When WorkingNation Founder Art Bilger joins the conversation for The New York Times' "Invitation to Dialogue: How to Create Jobs."

Art Bilger founded WorkingNation to expose hard truths and work towards solutions about the looming unemployment crisis and bring the country together to create new jobs for a changing economy. So when he saw The New York TimesInvitation to Dialogue: How to Create Jobs to help respond to a letter to the editor, it was only natural to jump at the opportunity to join the conversation.

You can read Bilger’s response to the letter below.

One of the major problems with the discussion around the changing world of work in this country was on display when President-elect Donald Trump and Carrier announced a deal to reverse course and save 1,000 Indianapolis-based manufacturing jobs.

While we can all be happy for the Carrier employees in Indiana who will be keeping their jobs, the decision by Carrier is by no means a systemic solution to dwindling U.S. manufacturing jobs. In fact, it does nothing to reveal a sustainable strategy to address the very real challenge of dramatically shifting employment demands.

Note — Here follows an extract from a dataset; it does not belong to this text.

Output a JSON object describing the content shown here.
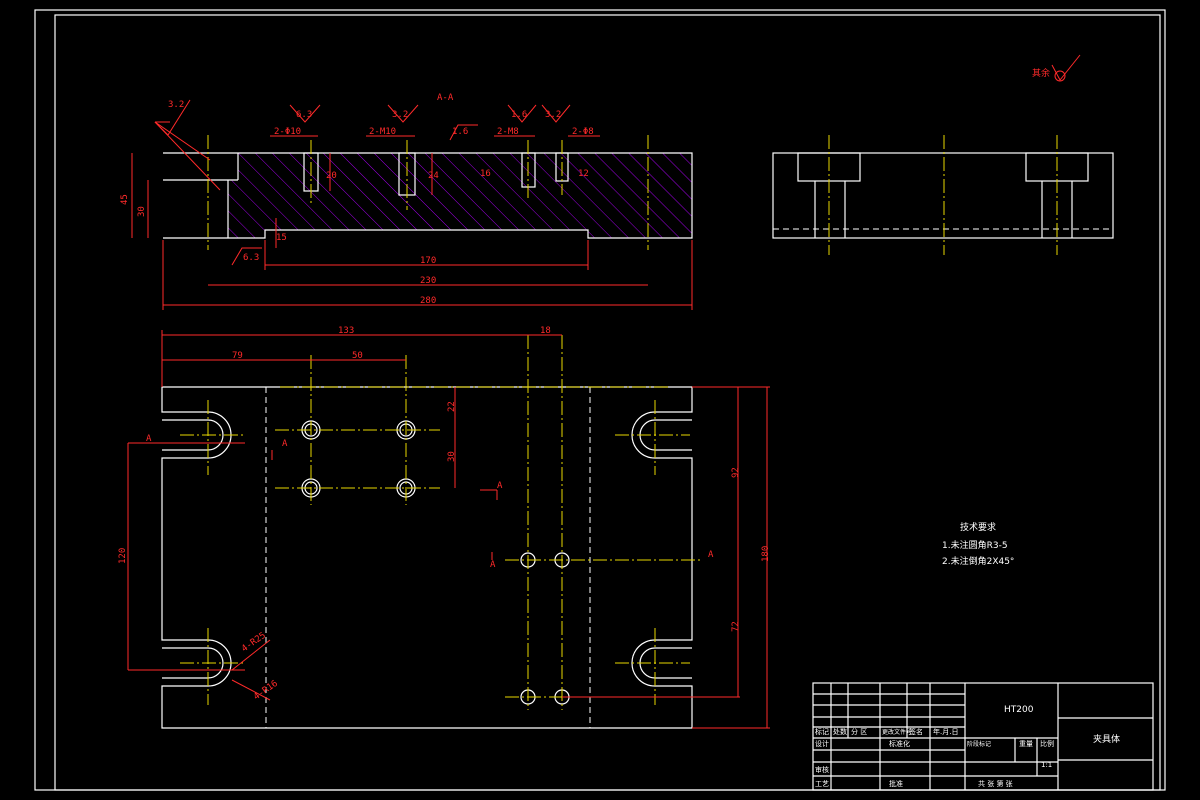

U.S. manufacturing jobs will continue to be sent abroad or turned over to robots and computers. As rapid advances in automation continue, the same effect will spread beyond manufacturing into other sectors and workers are alarmingly unprepared. We are already seeing the phenomenon in transportation, retail, and even some white-collar professions.

Make no mistake, many of the 1,000 Carrier employees who have avoided unemployment now still desperately need a new and different long-term employment plan to secure their future, to say nothing of their children.

Mr. Bjelland was correct to suggest that it’s time to demand that political and business leaders effectively address unemployment.

To solve the problem, it will take a collective effort from all stakeholders – business and corporations, local governments, educational institutions, non-profits and grassroots organizations, and workers themselves.

American businesses must adopt a vision of their employees as “adaptable, life-long learners” and build programs to train and retrain them for the types of skills that future jobs will require.

Public-private undertakings can indeed help to employ young adults in important community service roles. Similarly, grassroots efforts that equip workers with new skills in growth industries such as healthcare and green technologies must be supported at the local level and rapidly scaled across the country.

At WorkingNation, we are highlighting organizations that are on the ground working to prepare the American workforce for the future.